By VICTOR AHIUMA-YOUNG
Organised Labour has called on the Federal Government to develop an industrial policy supportive of local production through deliberate strategies of promoting competitiveness through aggressive infrastructural support and a mix of well thought out macroeconomic framework that reward value addition and employment generation.
This came as it commended the Federal Government on the new Automotive policy, saying “although, increase in tariff up to 70 percent will initially raise the prices of imported second hand cars from Europe.
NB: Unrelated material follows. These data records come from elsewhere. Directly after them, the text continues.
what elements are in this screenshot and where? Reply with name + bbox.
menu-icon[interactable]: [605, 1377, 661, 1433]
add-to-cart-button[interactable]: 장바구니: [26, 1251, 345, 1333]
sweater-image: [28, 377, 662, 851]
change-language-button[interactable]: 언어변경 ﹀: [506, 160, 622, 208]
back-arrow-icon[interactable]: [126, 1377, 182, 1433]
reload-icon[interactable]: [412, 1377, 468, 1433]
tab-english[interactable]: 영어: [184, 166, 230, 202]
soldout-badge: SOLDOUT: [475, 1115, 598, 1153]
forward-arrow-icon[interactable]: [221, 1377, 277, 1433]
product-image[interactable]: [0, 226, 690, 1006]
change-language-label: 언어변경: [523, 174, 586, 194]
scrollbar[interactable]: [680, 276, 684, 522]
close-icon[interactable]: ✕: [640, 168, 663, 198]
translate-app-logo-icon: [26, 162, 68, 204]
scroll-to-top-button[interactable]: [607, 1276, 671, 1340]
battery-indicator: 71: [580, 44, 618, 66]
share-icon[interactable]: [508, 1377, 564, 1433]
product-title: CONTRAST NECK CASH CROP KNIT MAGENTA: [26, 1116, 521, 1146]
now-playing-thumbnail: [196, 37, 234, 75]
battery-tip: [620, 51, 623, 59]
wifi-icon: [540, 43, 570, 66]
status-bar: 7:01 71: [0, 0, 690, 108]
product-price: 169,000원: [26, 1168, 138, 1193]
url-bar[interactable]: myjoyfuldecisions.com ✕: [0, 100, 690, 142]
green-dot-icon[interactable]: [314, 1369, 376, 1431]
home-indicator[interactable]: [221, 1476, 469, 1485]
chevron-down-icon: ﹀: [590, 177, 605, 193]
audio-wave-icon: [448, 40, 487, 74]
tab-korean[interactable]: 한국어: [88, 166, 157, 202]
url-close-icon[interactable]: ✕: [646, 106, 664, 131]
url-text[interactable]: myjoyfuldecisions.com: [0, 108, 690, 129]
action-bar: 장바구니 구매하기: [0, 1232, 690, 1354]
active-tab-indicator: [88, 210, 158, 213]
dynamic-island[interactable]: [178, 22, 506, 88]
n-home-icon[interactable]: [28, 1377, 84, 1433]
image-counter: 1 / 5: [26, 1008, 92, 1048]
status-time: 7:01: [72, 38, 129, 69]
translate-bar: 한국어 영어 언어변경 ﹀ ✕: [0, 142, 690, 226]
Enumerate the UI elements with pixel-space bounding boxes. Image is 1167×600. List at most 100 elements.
It is a necessary sacrifice that is required to stimulate local production of automobiles in Nigeria.
The establishment of local Assembly plants will create several thousands of jobs, provide opportunity for skill development and save the country enormous foreign exchange that is usually transferred for the importation of all kinds of automobiles into the country. Similar policies had ensured that Nigeria attained self sufficiency in cement production within a short period.”
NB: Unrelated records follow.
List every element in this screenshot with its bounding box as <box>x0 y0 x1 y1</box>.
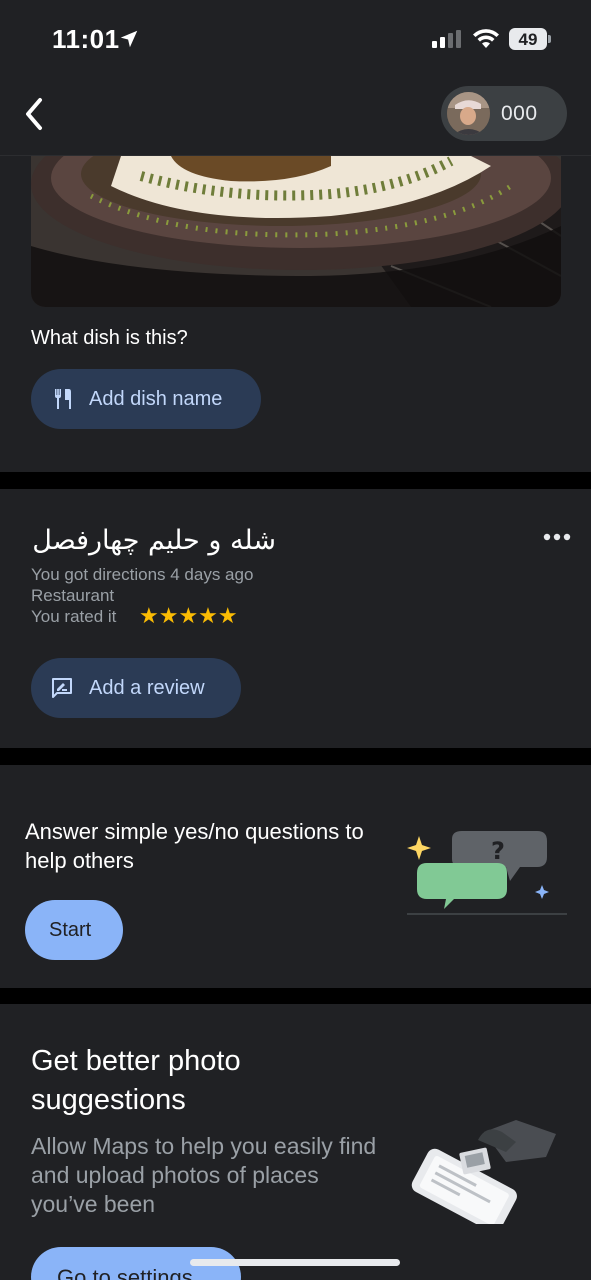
rating-stars: ★★★★★ <box>139 603 238 628</box>
dish-photo <box>31 156 561 307</box>
home-indicator <box>190 1259 400 1266</box>
questions-prompt: Answer simple yes/no questions to help o… <box>25 819 364 873</box>
cellular-signal-icon <box>432 30 461 48</box>
photo-suggestions-body: Allow Maps to help you easily find and u… <box>31 1133 377 1217</box>
points-count: 000 <box>501 102 538 125</box>
restaurant-icon <box>55 389 71 409</box>
avatar <box>447 92 490 135</box>
photo-suggestions-card: Get better photo suggestions Allow Maps … <box>0 1004 591 1280</box>
phone-photos-illustration <box>411 1120 556 1224</box>
clock: 11:01 <box>52 24 120 54</box>
add-dish-name-button[interactable]: Add dish name <box>31 369 261 429</box>
profile-points-chip[interactable]: 000 <box>441 86 567 141</box>
start-button[interactable]: Start <box>25 900 123 960</box>
start-label: Start <box>49 919 92 941</box>
rated-label: You rated it <box>31 607 117 626</box>
add-review-label: Add a review <box>89 677 205 699</box>
battery-percent: 49 <box>518 30 538 49</box>
go-to-settings-label: Go to settings <box>57 1265 193 1280</box>
directions-history: You got directions 4 days ago <box>31 565 254 584</box>
add-dish-label: Add dish name <box>89 388 223 410</box>
add-review-button[interactable]: Add a review <box>31 658 241 718</box>
dish-question: What dish is this? <box>31 327 188 349</box>
top-app-bar: 000 <box>0 80 591 156</box>
wifi-icon <box>473 29 499 48</box>
photo-suggestions-title: Get better photo suggestions <box>31 1045 241 1116</box>
battery-indicator: 49 <box>509 28 551 50</box>
questions-card: Answer simple yes/no questions to help o… <box>0 765 591 988</box>
back-arrow-icon[interactable] <box>18 94 54 134</box>
location-arrow-icon <box>120 30 138 48</box>
place-name[interactable]: شله و حلیم چهارفصل <box>32 525 276 556</box>
place-category: Restaurant <box>31 586 115 605</box>
svg-text:?: ? <box>491 837 505 865</box>
more-options-icon[interactable] <box>542 531 572 543</box>
place-card: شله و حلیم چهارفصل You got directions 4 … <box>0 489 591 748</box>
status-bar: 11:01 49 <box>0 0 591 80</box>
dish-card: What dish is this? Add dish name <box>0 156 591 472</box>
rate-review-icon <box>52 678 72 698</box>
chat-bubbles-illustration: ? <box>407 831 567 915</box>
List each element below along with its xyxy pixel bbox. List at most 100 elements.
Some affiliates of Nigeria Labour Congress, NLC, and Trade Union Congress of Nigeria, TUC, gave the advice in a communiqué issued after a roundtable organized to mark the Africa Industrialization Day 2013 with the Theme: Job Creation and Entrepreneurship Development –A Means to Accelerate Industrialization in Africa organized by NLC, TUC Affiliates and Federation of Informal Workers of Nigeria, FIWON, with the Support of the Friedrich Ebert Stiftung, FES.
NLC and TUC affiliates at the roundtable included union in Textile sector, Construction and Furniture industry the Food and Beverage sector Steel and Engineering, Chemical and Leather industry, as well as FIWON.
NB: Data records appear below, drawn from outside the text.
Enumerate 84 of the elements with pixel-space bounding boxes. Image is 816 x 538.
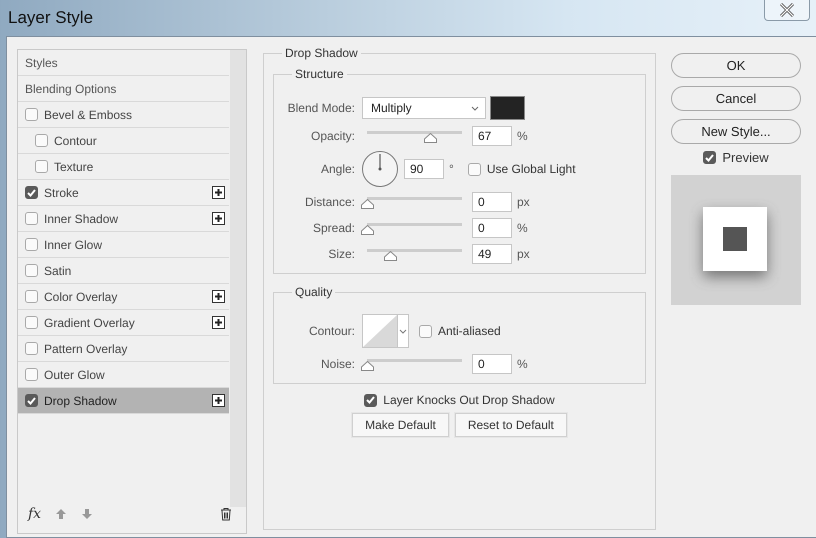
add-icon[interactable] [212,316,225,329]
slider-thumb[interactable] [361,360,374,370]
checkbox-label: Use Global Light [486,162,576,176]
checkbox[interactable] [25,290,38,303]
slider-thumb[interactable] [361,224,374,234]
unit-label: px [517,247,530,261]
list-item[interactable]: Gradient Overlay [18,310,229,336]
checkbox[interactable] [25,238,38,251]
field-label: Distance: [304,195,355,209]
list-item[interactable]: Inner Shadow [18,206,229,232]
field-label: Spread: [312,221,355,235]
group-title: Quality [292,285,336,299]
unit-label: ° [449,162,454,176]
trash-icon[interactable] [220,507,232,521]
add-icon[interactable] [212,290,225,303]
list-item[interactable]: Pattern Overlay [18,336,229,362]
fx-button[interactable]: fx [28,506,42,522]
angle-dial[interactable] [362,151,398,187]
list-item[interactable]: Color Overlay [18,284,229,310]
list-item[interactable]: Stroke [18,180,229,206]
checkbox-label: Anti-aliased [438,324,501,338]
unit-label: % [517,357,528,371]
list-item[interactable]: Inner Glow [18,232,229,258]
checkbox[interactable] [25,342,38,355]
checkbox[interactable] [25,186,38,199]
dialog-button[interactable]: New Style... [671,119,801,144]
checkbox[interactable] [35,160,48,173]
close-icon [779,3,795,17]
slider-thumb[interactable] [424,132,437,142]
slider-thumb[interactable] [384,250,397,260]
chevron-icon [471,106,479,110]
add-icon[interactable] [212,212,225,225]
scrollbar[interactable] [230,50,246,507]
down-arrow-icon[interactable] [81,508,94,520]
checkbox[interactable] [364,394,378,406]
checkbox[interactable] [25,394,38,407]
list-item[interactable]: Bevel & Emboss [18,102,229,128]
checkbox[interactable] [25,316,38,329]
checkbox-label: Layer Knocks Out Drop Shadow [383,393,555,407]
checkbox[interactable] [25,108,38,121]
dialog-button[interactable]: Cancel [671,86,801,111]
checkbox[interactable] [419,324,432,338]
checkbox[interactable] [25,264,38,277]
unit-label: % [517,221,528,235]
default-button[interactable]: Make Default [352,413,449,437]
field-label: Opacity: [310,129,355,143]
checkbox[interactable] [35,134,48,147]
field-label: Blend Mode: [286,101,355,115]
list-item[interactable]: Contour [18,128,229,154]
unit-label: px [517,195,530,209]
add-icon[interactable] [212,394,225,407]
field-label: Noise: [320,357,355,371]
list-item[interactable]: Blending Options [18,76,229,102]
number-field[interactable]: 49 [472,244,512,264]
list-item[interactable]: Texture [18,154,229,180]
number-field[interactable]: 0 [472,218,512,238]
panel-title: Drop Shadow [282,46,361,60]
group-title: Structure [292,67,347,81]
checkbox[interactable] [703,151,716,164]
number-field[interactable]: 0 [472,192,512,212]
default-button[interactable]: Reset to Default [454,413,567,437]
add-icon[interactable] [212,186,225,199]
unit-label: % [517,129,528,143]
slider-thumb[interactable] [361,198,374,208]
dialog-button[interactable]: OK [671,53,801,78]
up-arrow-icon[interactable] [55,508,68,520]
field-label: Size: [327,247,355,261]
window-title: Layer Style [8,8,94,28]
field-label: Contour: [308,324,355,338]
blend-mode-dropdown[interactable]: Multiply [362,97,486,119]
contour-picker[interactable] [362,314,409,348]
number-field[interactable]: 0 [472,354,512,374]
list-item[interactable]: Satin [18,258,229,284]
number-field[interactable]: 67 [472,126,512,146]
field-label: Angle: [320,162,355,176]
close-button[interactable] [764,0,810,21]
list-item[interactable]: Drop Shadow [18,388,229,414]
checkbox[interactable] [25,212,38,225]
color-swatch[interactable] [490,96,525,120]
list-item[interactable]: Styles [18,50,229,76]
checkbox-label: Preview [722,150,769,165]
angle-field[interactable]: 90 [404,159,444,179]
checkbox[interactable] [25,368,38,381]
checkbox[interactable] [468,162,481,176]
Participants at the roundtable contended that in spite of the promise of independence for sustainable industrial development and the observed progress in industrialisation in the 70s through the 80s in which Nigeria recorded significant growth in the manufacture of household goods, steel and engineering, textile and apparels as well as automobile assembly, industrial manufacturing had witnessed monumental decline in the last two decades with contribution to gross domestic product, GDP, standing at a meagre 4 per cent in 2012.
According to the communique, “The biggest problem facing rapid industrialization in the country over the past decade has been inadequate infrastructure in general and lack of power supply in particular. The current power generation of 4000 megawatts translate to a mere 30 watts per capital when average for developed economies is 2000 watts per capital and therefore grossly inadequate for home and industrial needs.
In fact over 60 per cent of the population are completely excluded from electricity supply. In spite of the challenge of global competition the manufacturing industry as a whole generates around 72 per cent of its own energy needs at a greater cost. But operating with generators greatly increases the cost of manufacturing goods making it difficult for Nigerian goods to compete with cheaper imports. “
“The problems dovetail into the informal economy with its peculiar needs for electricity across rural and urban divide. There is a huge gap between the electricity needs estimated to be about 25,000 megawatts currently and the current electricity generation of 4,000 megawatts. That this gap will be further widened with increasing demand for electricity that is estimated to double in 2025.
The Federal Government should develop and follow an industrial policy that is supportive of local production through deliberate strategies of promoting competitive production through aggressive infrastructural support and a mix of well thought out macroeconomic framework that reward value addition and employment generation.”